Use of the array keeps rcutorture from use-after-free clobbering of other kernel subsystems' data structures, keeping to-be-freed elements on the rcu_torture_removed list increases the probability that rcutorture will detect a too-short grace period, the delays in the readers increases the probability that a too-short grace period will be detected, and ensuring that most of the RCU activity is done at rcutorture's behest decreases the probability that any too-short grace periods will clobber other kernel subsystems.

The rcu_torture_alloc() and rcu_torture_free() functions manage a freelist of array elements. The freelist is a simple list creatively named rcu_torture_freelist and guarded by a global rcu_torture_lock. Because allocation and freeing happen at most once per grace period, this global lock is just fine: It is nowhere near being any sort of performance or scalability bottleneck.

The rcu_torture_removed list is handled by the rcu_torture_pipe_update_one() function that is invoked by rcutorture callbacks and the rcu_torture_pipe_update() function that is invoked by rcu_torture_writer() after completing a synchronous RCU grace period. The rcu_torture_pipe_update_one() function updates only the specified array element, and the rcu_torture_pipe_update() function updates all of the array elements residing on the rcu_torture_removed list. These updates each increment the ->rtort_pipe_count field. When the value of this field reaches RCU_TORTURE_PIPE_LEN (by default 10), the array element is freed for reuse.
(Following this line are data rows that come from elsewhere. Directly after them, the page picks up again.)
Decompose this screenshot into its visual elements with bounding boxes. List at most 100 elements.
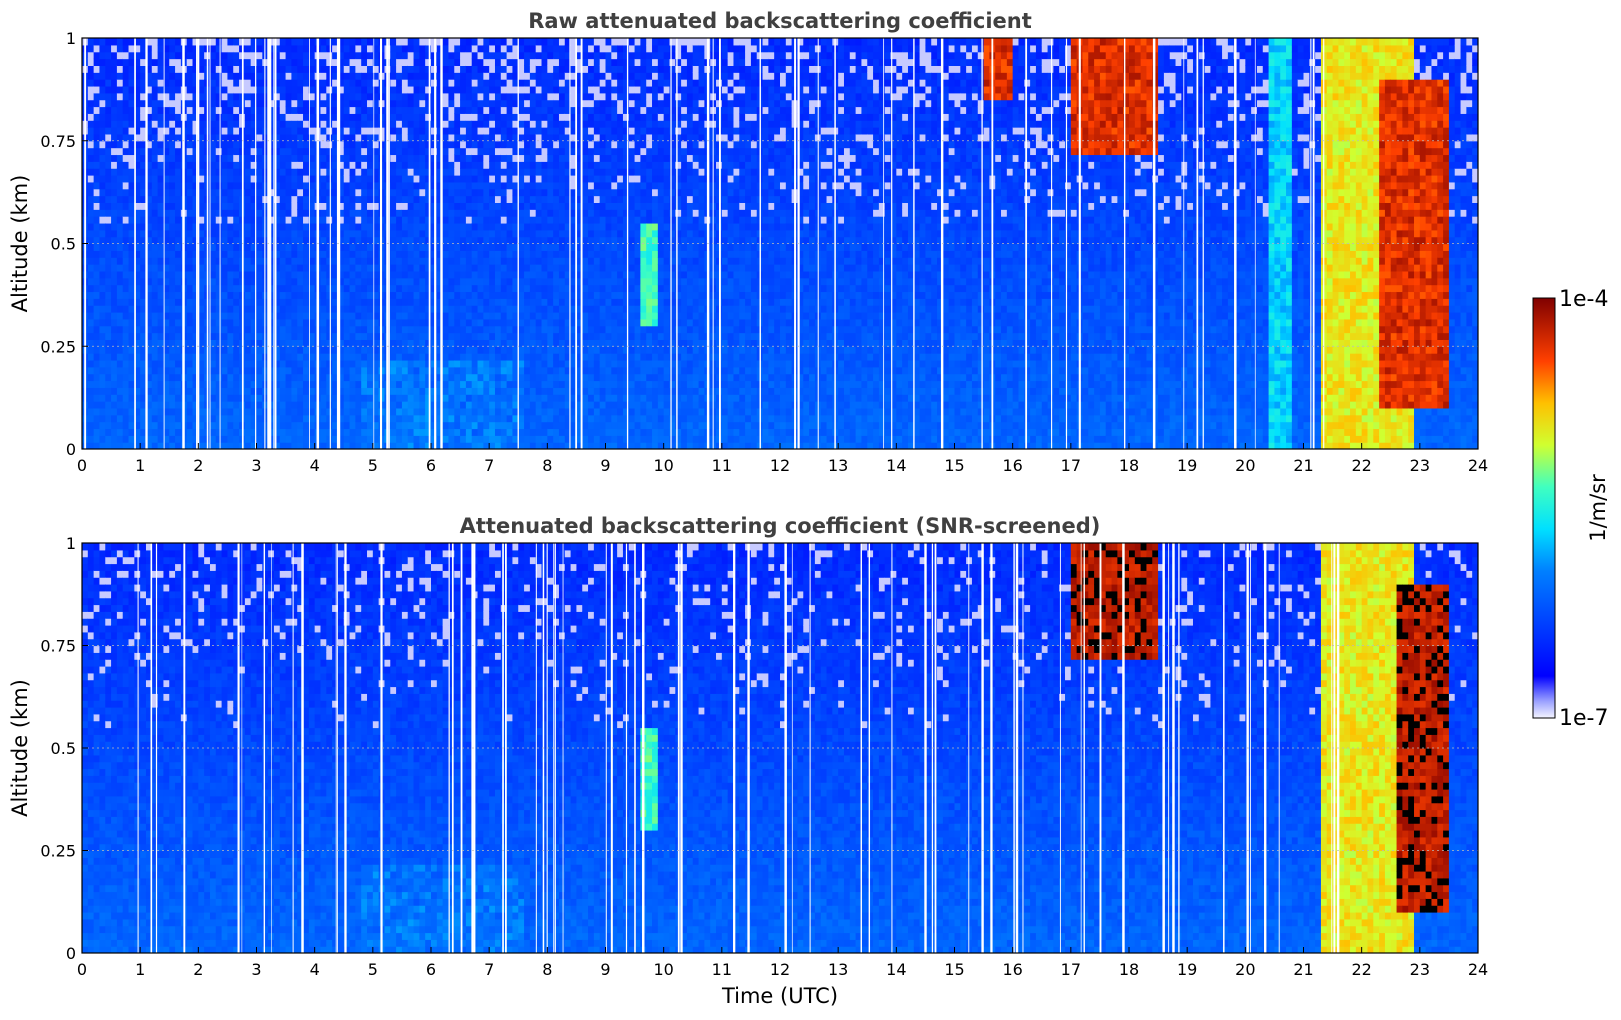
- heatmap-cell: [535, 127, 543, 135]
- heatmap-cell: [419, 407, 426, 416]
- heatmap-cell: [157, 421, 165, 430]
- heatmap-cell: [471, 264, 479, 272]
- heatmap-cell: [128, 442, 135, 449]
- heatmap-cell: [460, 435, 467, 443]
- heatmap-cell: [518, 72, 525, 80]
- heatmap-cell: [291, 181, 298, 190]
- heatmap-cell: [547, 277, 554, 286]
- heatmap-cell: [465, 387, 473, 395]
- heatmap-cell: [175, 442, 182, 449]
- heatmap-cell: [192, 38, 199, 46]
- heatmap-cell: [122, 133, 130, 142]
- heatmap-cell: [157, 113, 165, 121]
- heatmap-cell: [465, 305, 473, 313]
- heatmap-cell: [500, 92, 508, 101]
- heatmap-cell: [233, 312, 240, 320]
- heatmap-cell: [221, 366, 229, 375]
- heatmap-cell: [250, 346, 258, 354]
- heatmap-cell: [128, 366, 135, 375]
- heatmap-cell: [361, 305, 368, 313]
- heatmap-cell: [396, 257, 403, 265]
- heatmap-cell: [116, 366, 124, 375]
- heatmap-cell: [477, 202, 484, 210]
- heatmap-cell: [547, 373, 554, 382]
- heatmap-cell: [221, 284, 229, 293]
- heatmap-cell: [390, 181, 397, 190]
- heatmap-cell: [337, 270, 345, 279]
- heatmap-cell: [442, 257, 450, 265]
- heatmap-cell: [460, 318, 467, 327]
- heatmap-cell: [541, 188, 548, 197]
- heatmap-cell: [111, 65, 118, 73]
- heatmap-cell: [93, 332, 101, 340]
- heatmap-cell: [454, 339, 461, 347]
- heatmap-cell: [233, 380, 240, 388]
- heatmap-cell: [134, 209, 141, 217]
- heatmap-cell: [262, 325, 269, 334]
- heatmap-cell: [454, 195, 461, 203]
- heatmap-cell: [285, 318, 292, 327]
- heatmap-cell: [506, 407, 514, 416]
- heatmap-cell: [145, 44, 153, 53]
- heatmap-cell: [157, 127, 165, 135]
- heatmap-cell: [291, 325, 298, 334]
- heatmap-cell: [273, 92, 281, 101]
- heatmap-cell: [221, 38, 229, 46]
- heatmap-cell: [157, 353, 165, 361]
- heatmap-cell: [425, 366, 432, 375]
- heatmap-cell: [535, 401, 543, 409]
- heatmap-cell: [262, 421, 269, 430]
- heatmap-cell: [169, 270, 176, 279]
- heatmap-cell: [209, 154, 217, 162]
- heatmap-cell: [268, 380, 275, 388]
- heatmap-cell: [256, 250, 263, 258]
- heatmap-cell: [320, 92, 327, 101]
- heatmap-cell: [372, 414, 380, 423]
- heatmap-cell: [337, 346, 345, 354]
- heatmap-cell: [349, 72, 356, 80]
- heatmap-cell: [221, 353, 229, 361]
- heatmap-cell: [291, 202, 298, 210]
- heatmap-cell: [343, 346, 351, 354]
- heatmap-cell: [93, 428, 101, 436]
- heatmap-cell: [209, 44, 217, 53]
- heatmap-cell: [419, 120, 426, 128]
- heatmap-cell: [390, 38, 397, 46]
- heatmap-cell: [460, 291, 467, 299]
- heatmap-cell: [87, 312, 95, 320]
- heatmap-cell: [401, 58, 409, 66]
- heatmap-cell: [529, 65, 537, 73]
- heatmap-cell: [227, 175, 234, 183]
- heatmap-cell: [471, 325, 479, 334]
- heatmap-cell: [413, 99, 420, 108]
- heatmap-cell: [494, 216, 502, 224]
- heatmap-cell: [169, 442, 176, 449]
- heatmap-cell: [361, 38, 368, 46]
- heatmap-cell: [524, 202, 531, 210]
- heatmap-cell: [163, 428, 170, 436]
- heatmap-cell: [128, 373, 135, 382]
- heatmap-cell: [227, 421, 234, 430]
- heatmap-cell: [111, 79, 118, 87]
- heatmap-cell: [401, 291, 409, 299]
- heatmap-cell: [419, 277, 426, 286]
- heatmap-cell: [291, 79, 298, 87]
- heatmap-cell: [273, 325, 281, 334]
- heatmap-cell: [198, 195, 205, 203]
- heatmap-cell: [134, 401, 141, 409]
- heatmap-cell: [140, 318, 147, 327]
- heatmap-cell: [105, 414, 112, 423]
- heatmap-cell: [460, 264, 467, 272]
- heatmap-cell: [273, 127, 281, 135]
- heatmap-cell: [198, 175, 205, 183]
- heatmap-cell: [303, 147, 310, 156]
- heatmap-cell: [524, 106, 531, 114]
- heatmap-cell: [87, 264, 95, 272]
- heatmap-cell: [320, 216, 327, 224]
- heatmap-cell: [221, 79, 229, 87]
- heatmap-cell: [221, 305, 229, 313]
- heatmap-cell: [297, 140, 304, 149]
- heatmap-cell: [361, 373, 368, 382]
- heatmap-cell: [529, 366, 537, 375]
- heatmap-cell: [355, 79, 362, 87]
The rcu_torture_reader() function handles the random time delays and leverages the awesome power of multiple kthreads to maintain a high read-side load on RCU. The rcu_torture_writer() function runs in a single kthread in order to simplify synchronization, but it enlists the help of several other kthreads repeatedly invoking the rcu_torture_fakewriter() in order to keep the update-side load on RCU at a respectable level.


This blog post described RCU's fundamental grace-period guarantee and how rcutorture stress-tests it. It also described a few simple ways that rcutorture increases the probability that any failures to provide this guarantee are attributed to RCU and not to some hapless innocent bystander.